NSF Stories

'Wrong-way' migrations stop shellfish from escaping ocean warming

Ocean currents carry larvae to warmer waters

Ocean warming is paradoxically driving bottom-dwelling invertebrates that are valuable to the shellfish industry –- including sea scallops, blue mussels, surf clams and quahogs –- into warmer waters and threatening their survival.

In a new U.S. National Science Foundation-funded study published in Nature Climate Change, researchers identify a cause for the "wrong-way" species migrations: warming-induced changes to their spawning times, resulting in the earlier release of larvae, which ocean currents push into warmer waters.

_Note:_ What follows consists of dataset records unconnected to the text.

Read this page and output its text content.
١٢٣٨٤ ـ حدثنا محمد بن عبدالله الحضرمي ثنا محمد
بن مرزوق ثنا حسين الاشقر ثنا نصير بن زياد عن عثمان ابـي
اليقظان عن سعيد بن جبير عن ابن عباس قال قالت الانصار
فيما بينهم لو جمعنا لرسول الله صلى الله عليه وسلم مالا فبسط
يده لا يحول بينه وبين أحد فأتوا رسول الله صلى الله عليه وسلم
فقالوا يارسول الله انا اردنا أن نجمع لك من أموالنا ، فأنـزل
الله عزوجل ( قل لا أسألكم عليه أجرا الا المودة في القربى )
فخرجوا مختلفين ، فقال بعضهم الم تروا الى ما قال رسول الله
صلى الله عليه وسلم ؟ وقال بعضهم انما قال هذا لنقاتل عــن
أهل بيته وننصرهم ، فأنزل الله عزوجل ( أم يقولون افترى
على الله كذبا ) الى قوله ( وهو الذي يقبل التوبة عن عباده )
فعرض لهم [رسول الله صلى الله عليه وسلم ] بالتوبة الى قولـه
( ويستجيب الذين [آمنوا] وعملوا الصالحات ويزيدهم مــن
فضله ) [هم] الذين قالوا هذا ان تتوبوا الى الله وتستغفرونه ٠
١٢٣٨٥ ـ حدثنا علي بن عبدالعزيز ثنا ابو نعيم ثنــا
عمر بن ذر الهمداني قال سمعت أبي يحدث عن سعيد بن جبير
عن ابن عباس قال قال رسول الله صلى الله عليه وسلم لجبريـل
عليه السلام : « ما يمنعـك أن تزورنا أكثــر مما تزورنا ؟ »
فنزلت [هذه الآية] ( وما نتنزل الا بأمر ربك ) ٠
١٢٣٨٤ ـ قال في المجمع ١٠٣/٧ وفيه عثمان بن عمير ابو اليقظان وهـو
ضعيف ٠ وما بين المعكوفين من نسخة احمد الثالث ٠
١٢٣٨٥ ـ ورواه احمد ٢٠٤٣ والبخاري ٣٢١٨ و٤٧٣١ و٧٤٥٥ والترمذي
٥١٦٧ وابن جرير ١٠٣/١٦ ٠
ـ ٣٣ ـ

The researchers, at Rutgers University and other institutions, studied six decades of data on 50 species of bottom-dwelling invertebrates and found that about 80% have disappeared from Georges Bank off Massachusetts and the outer shelf between the Delmarva Peninsula and Cape Cod.

"The deeper, colder waters of the outer shelf should provide a refuge from warming, so it is puzzling that species distributions are contracting into shallower water," said Heidi Fuchs of Rutgers, the study's lead author.

Many species of fish respond to a warming ocean by migrating to cooler waters. But the "wrong-way" migrators -- which include shellfish, snails, starfish, worms and others -- share a few crucial traits. As larvae, they are weak swimmers and rely on ocean currents for transportation. As adults, they tend to remain in place.

A warming ocean would have caused these species to spawn earlier in spring or summer, exposing their larvae to winds and water currents they wouldn't experience during the normal spawning season.

As a result, the larvae would be pushed toward the southwest and inland, where waters are warmer and larvae are less likely to survive. Those who survive to adulthood stay in these areas, and are trapped in a feedback loop in which warmer waters lead to even earlier spawning times and a further shrinking of their occupied areas.

"Studies like this that combine ocean physics and biology can help us understand how populations of marine organisms are responding to climate change," says Cynthia Suchman, a program director in NSF's Division of Ocean Sciences.